Health care is a rapidly growing industry that needs new facilities as it grows. The single largest private employer in Idaho is the St. Luke’s Health System; three of Idaho’s 10 largest private employers are healthcare systems. Nationally, healthcare workers are projected to be the largest workforce by 2020.
Yet the way health care is delivered is constantly changing. Not that long ago, healthcare delivery often meant doctors making house calls. This was followed by a rapid increase in hospital treatment, with a corresponding proliferation of large auto-oriented factory-like hospitals. Trends are shifting again. Patients, payers and the courts are deciding that too much growth and consolidation in the healthcare industry is not healthy. Today, U.S. hospitals have one million beds with an average daily occupancy rate of 70 percent, a decline of nearly 39 percent since the 1980s. Inpatient use declined by 16.1 percent from 1999 to 2012. This is due in part to the push by payers for evidence-based outcomes rather than more procedures and hospitalization. Demand is changing, too, as people look for care in ambulatory centers in their communities, or opt for direct care in their homes. Home healthcare jobs are the nation’s fastest growing sector, expected to increase 70 percent between 2010 and 2020.

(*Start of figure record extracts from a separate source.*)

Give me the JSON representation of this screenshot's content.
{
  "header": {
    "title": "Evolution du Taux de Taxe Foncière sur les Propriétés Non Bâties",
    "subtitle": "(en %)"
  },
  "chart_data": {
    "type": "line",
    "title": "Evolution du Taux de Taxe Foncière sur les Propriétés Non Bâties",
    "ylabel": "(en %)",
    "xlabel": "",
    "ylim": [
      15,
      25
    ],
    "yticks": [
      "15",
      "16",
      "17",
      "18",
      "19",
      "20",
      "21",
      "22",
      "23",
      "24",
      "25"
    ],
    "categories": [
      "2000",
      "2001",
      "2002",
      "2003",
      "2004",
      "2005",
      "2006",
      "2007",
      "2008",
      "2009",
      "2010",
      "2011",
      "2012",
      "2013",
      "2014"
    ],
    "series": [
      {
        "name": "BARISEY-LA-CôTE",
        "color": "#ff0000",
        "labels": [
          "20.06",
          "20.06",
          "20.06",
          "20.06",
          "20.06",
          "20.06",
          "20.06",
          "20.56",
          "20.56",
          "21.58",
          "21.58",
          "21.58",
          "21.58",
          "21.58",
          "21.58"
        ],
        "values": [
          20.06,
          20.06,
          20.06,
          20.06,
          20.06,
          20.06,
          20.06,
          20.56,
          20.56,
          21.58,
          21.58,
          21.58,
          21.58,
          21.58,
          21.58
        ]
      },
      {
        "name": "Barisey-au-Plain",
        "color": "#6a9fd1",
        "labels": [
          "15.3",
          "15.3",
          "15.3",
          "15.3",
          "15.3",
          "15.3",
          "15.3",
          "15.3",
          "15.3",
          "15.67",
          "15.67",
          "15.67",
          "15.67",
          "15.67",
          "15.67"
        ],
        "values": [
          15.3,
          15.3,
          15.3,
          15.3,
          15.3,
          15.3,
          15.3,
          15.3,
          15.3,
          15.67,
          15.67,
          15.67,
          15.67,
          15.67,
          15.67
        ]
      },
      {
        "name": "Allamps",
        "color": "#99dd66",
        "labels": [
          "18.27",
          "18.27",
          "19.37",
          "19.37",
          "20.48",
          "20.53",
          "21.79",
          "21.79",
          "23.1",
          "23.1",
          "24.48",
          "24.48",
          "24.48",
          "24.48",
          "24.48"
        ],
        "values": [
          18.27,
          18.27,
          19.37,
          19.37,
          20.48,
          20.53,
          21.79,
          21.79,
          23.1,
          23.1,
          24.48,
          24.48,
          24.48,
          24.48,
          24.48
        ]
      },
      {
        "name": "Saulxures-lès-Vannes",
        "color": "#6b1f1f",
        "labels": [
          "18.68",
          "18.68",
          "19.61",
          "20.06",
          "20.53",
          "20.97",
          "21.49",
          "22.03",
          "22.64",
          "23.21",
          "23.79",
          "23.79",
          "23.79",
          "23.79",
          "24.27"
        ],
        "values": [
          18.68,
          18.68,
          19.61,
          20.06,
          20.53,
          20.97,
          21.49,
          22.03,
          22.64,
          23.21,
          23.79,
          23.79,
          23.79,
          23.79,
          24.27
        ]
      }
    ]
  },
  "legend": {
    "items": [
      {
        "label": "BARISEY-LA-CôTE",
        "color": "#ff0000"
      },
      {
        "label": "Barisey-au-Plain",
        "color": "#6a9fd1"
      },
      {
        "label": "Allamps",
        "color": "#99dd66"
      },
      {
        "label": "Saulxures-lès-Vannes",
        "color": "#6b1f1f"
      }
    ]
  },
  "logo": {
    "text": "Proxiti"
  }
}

Facility design is changing as well. Patients and their families are showing a preference for care in small, friendly, personal spaces with access to daylight and the outdoors. This mirrors their residential and business preferences: places that are walkable and have a lively mix of uses. As patients develop a more retail-oriented approach to healthcare choices, providers are adaptively reusing retail and commercial spaces to be closer to the market. There are many instances of large systems like St. Luke’s and Saint Alphonsus as well as smaller “docs-in-a-box” taking advantage of this trend.
Kaiser Permanente, one of the nation’s largest healthcare systems, has been promoting green, smart-growth healthcare facility design for years. Recently they held the international Small Hospital, Big Ideas design competition to encourage new thinking about hospitals that provide patient-centered healing with a small environmental footprint and also reduce costs and improve community health. The winning concepts propose places that inspire human connection and collaboration, blur the boundaries between the community and the traditional hospital setting, provide direct access to daylight and nature and go beyond carbon neutrality to restore ecosystems and biodiversity.

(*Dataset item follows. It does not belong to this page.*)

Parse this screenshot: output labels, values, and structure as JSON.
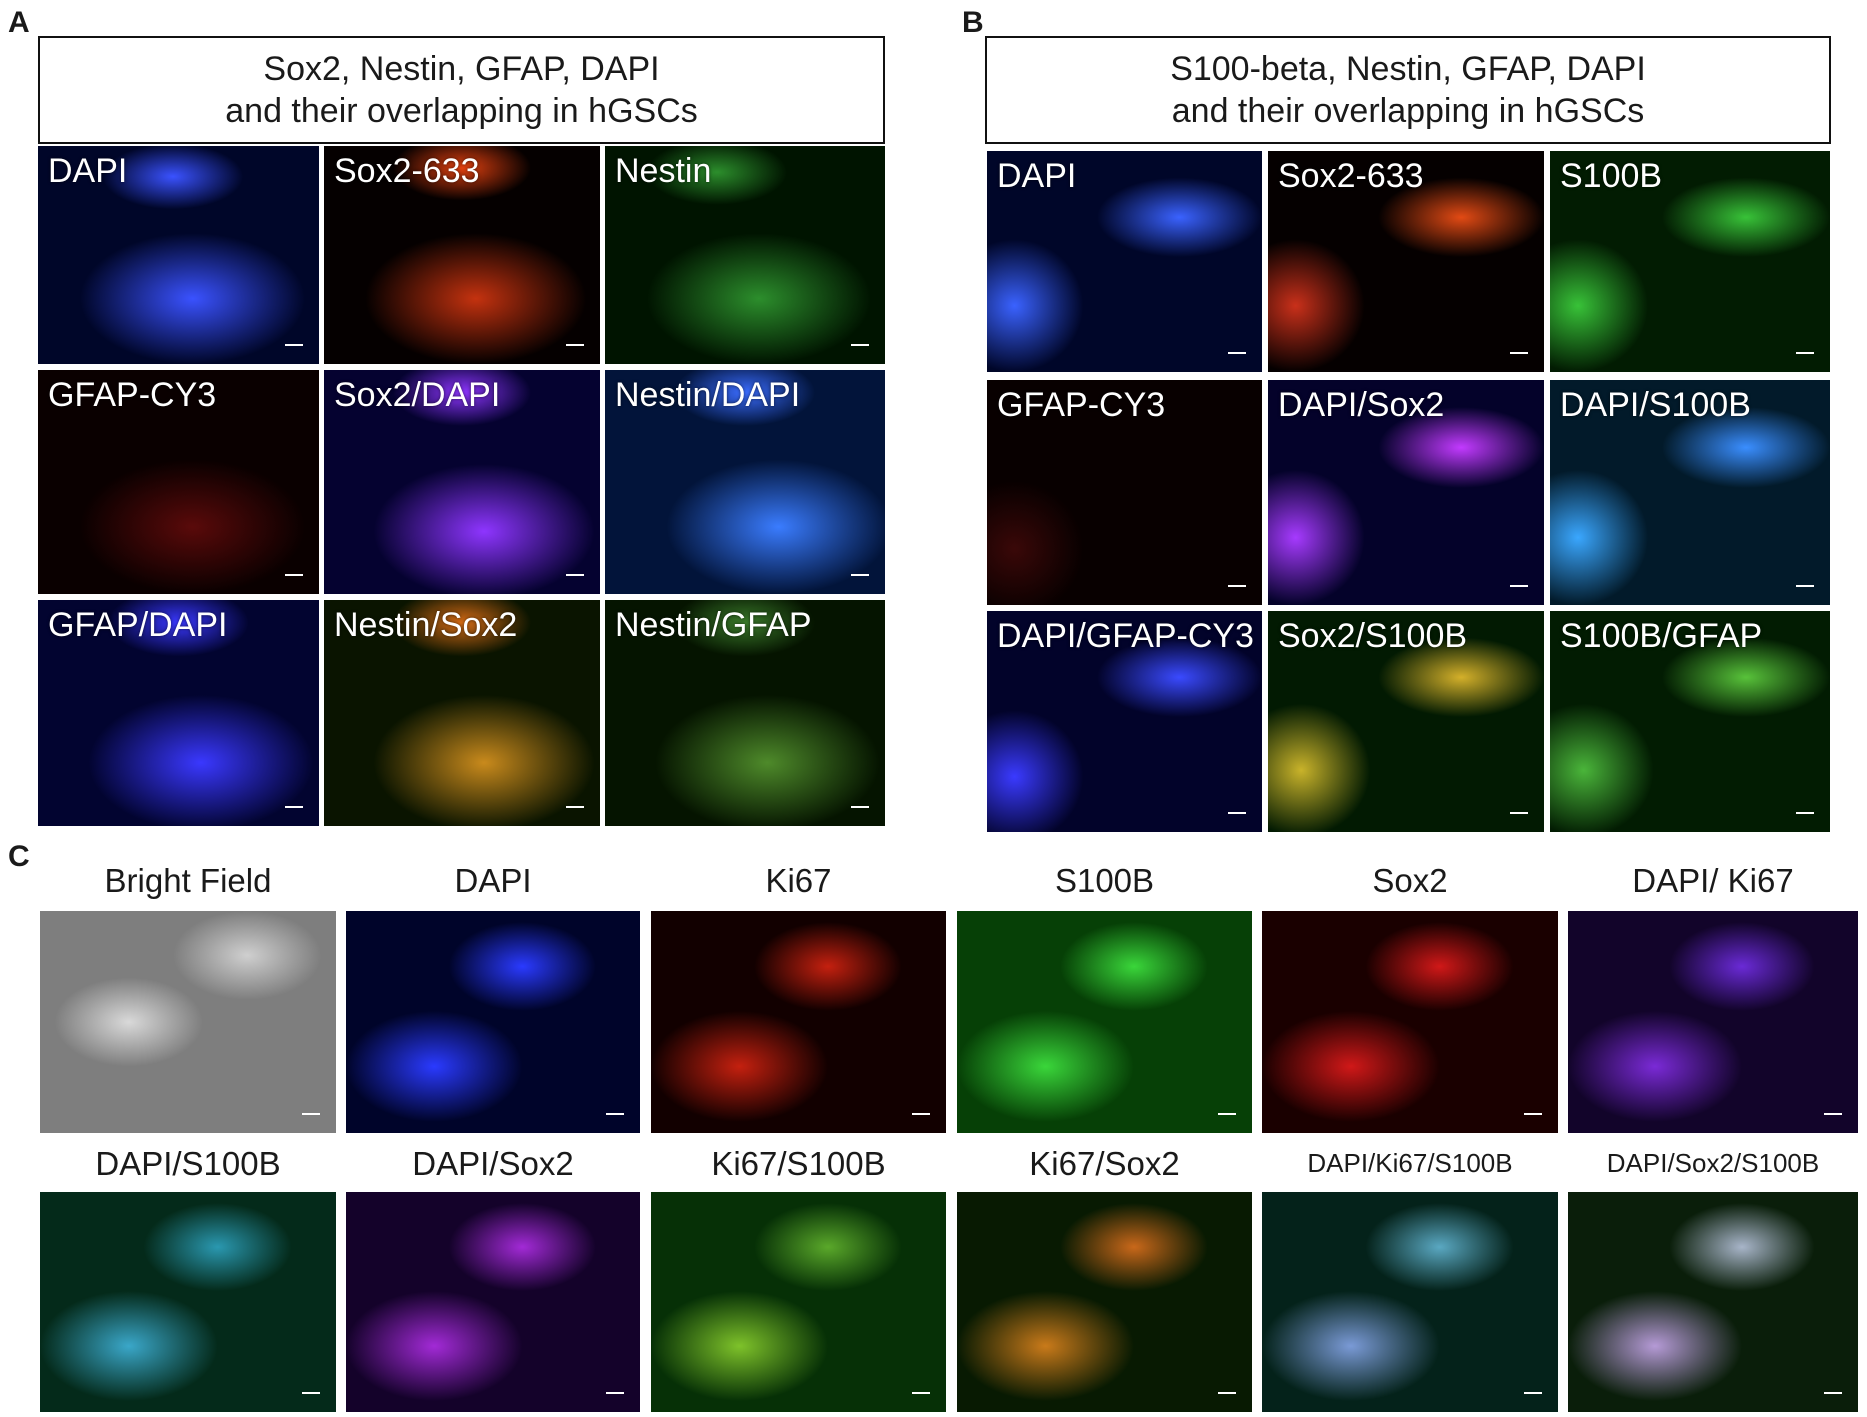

We can’t predict what’s next in healthcare demand and delivery, but we can expect the trend away from large centralized facilities to continue. Healthcare providers will be challenged to repurpose outdated buildings; if they fail the community ultimately will be left with the task. If we’re lucky, we’ll have good designs to work with. One excellent example is Fort Boise, the first large development in the area. Fort Boise started in 1863 as a U.S. Army cavalry fort and operated for many years before it was adaptively repurposed as a healthcare complex for the Veterans Administration. It’s a great example of how good design and construction can be a lasting community asset.
Scot Oliver is executive director of Idaho Smart Growth, a statewide nonprofit that promotes community choices in land use, transportation and community development issues.